# Embedded Preview.



## brian09223 (Sep 23, 2020)

I upgraded my Lightroom recently and on the lower right of my photo's it says Embedded Preview. What is it and does it increase the size of the file?


----------



## Linwood Ferguson (Sep 23, 2020)

Your camera places an embedded preview inside the raw data, always.  I'm pretty sure (if your signature is right and it's a D3) it is a full size JPG.

When you import images, you can select what kind of preview to use - embedded, standard, 1:1 are the three I recall.

If you use embedded, it just pulls the jpg from the raw data instead of converting and generating one.  That means it shows the preview the way the camera stored it; it does not apply whatever profile and presets you normally use in Lightroom.

This was implemented a few versions ago as a technique to get previews displayed more quickly, with the price of it not being a real lightroom preview.  As soon as you do any develop change to the file, it will generate a standard or 1:1 preview as appropriate.

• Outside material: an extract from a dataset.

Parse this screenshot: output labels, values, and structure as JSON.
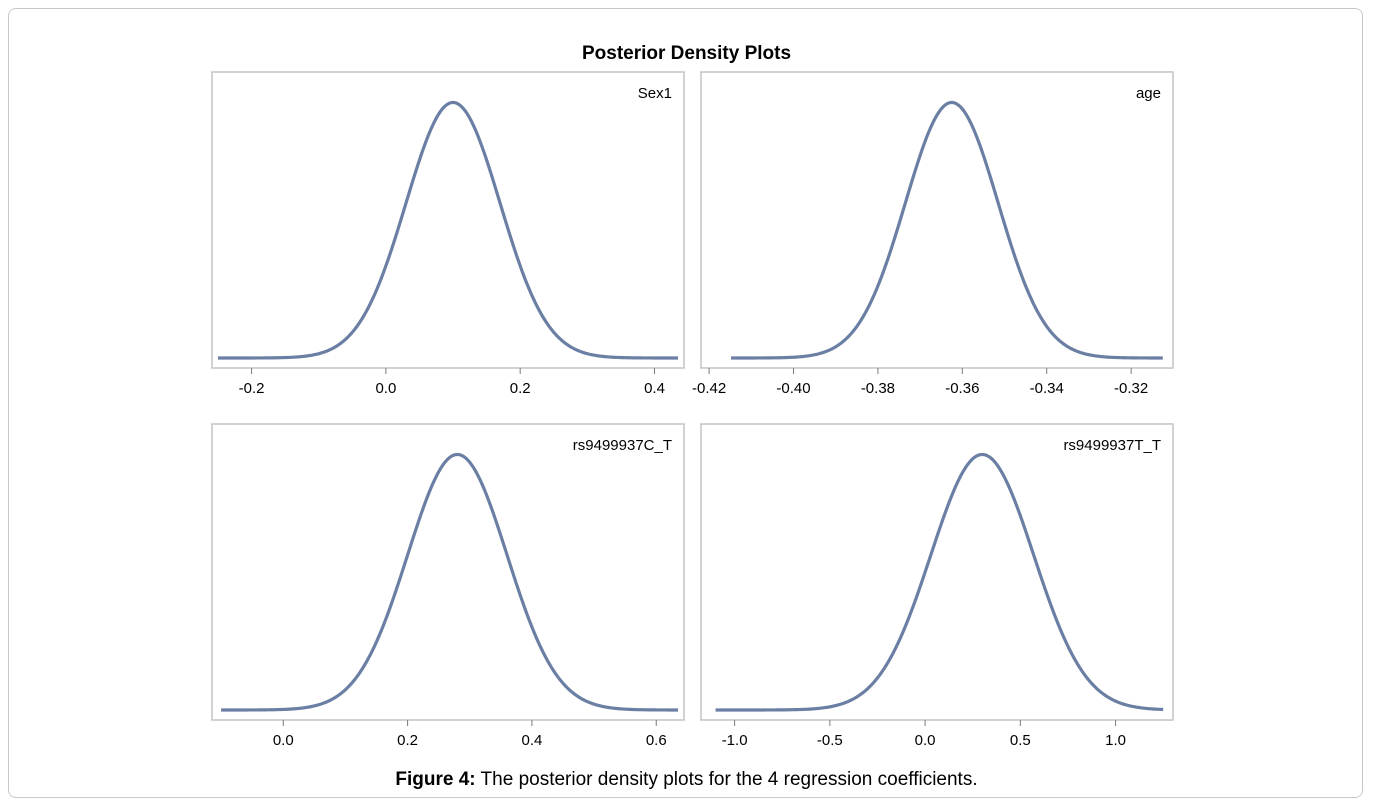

It has no effect on the size of your file (well, to be precise, lightroom's use of it has no effect -- Nikon is making the file slightly larger by embedding it, but you have no control over that, and it's very slight).   Lightroom is not embedding anything.


----------



## brian09223 (Sep 25, 2020)

Thank you very much for that answer. I was a little confused by what it meant.


----------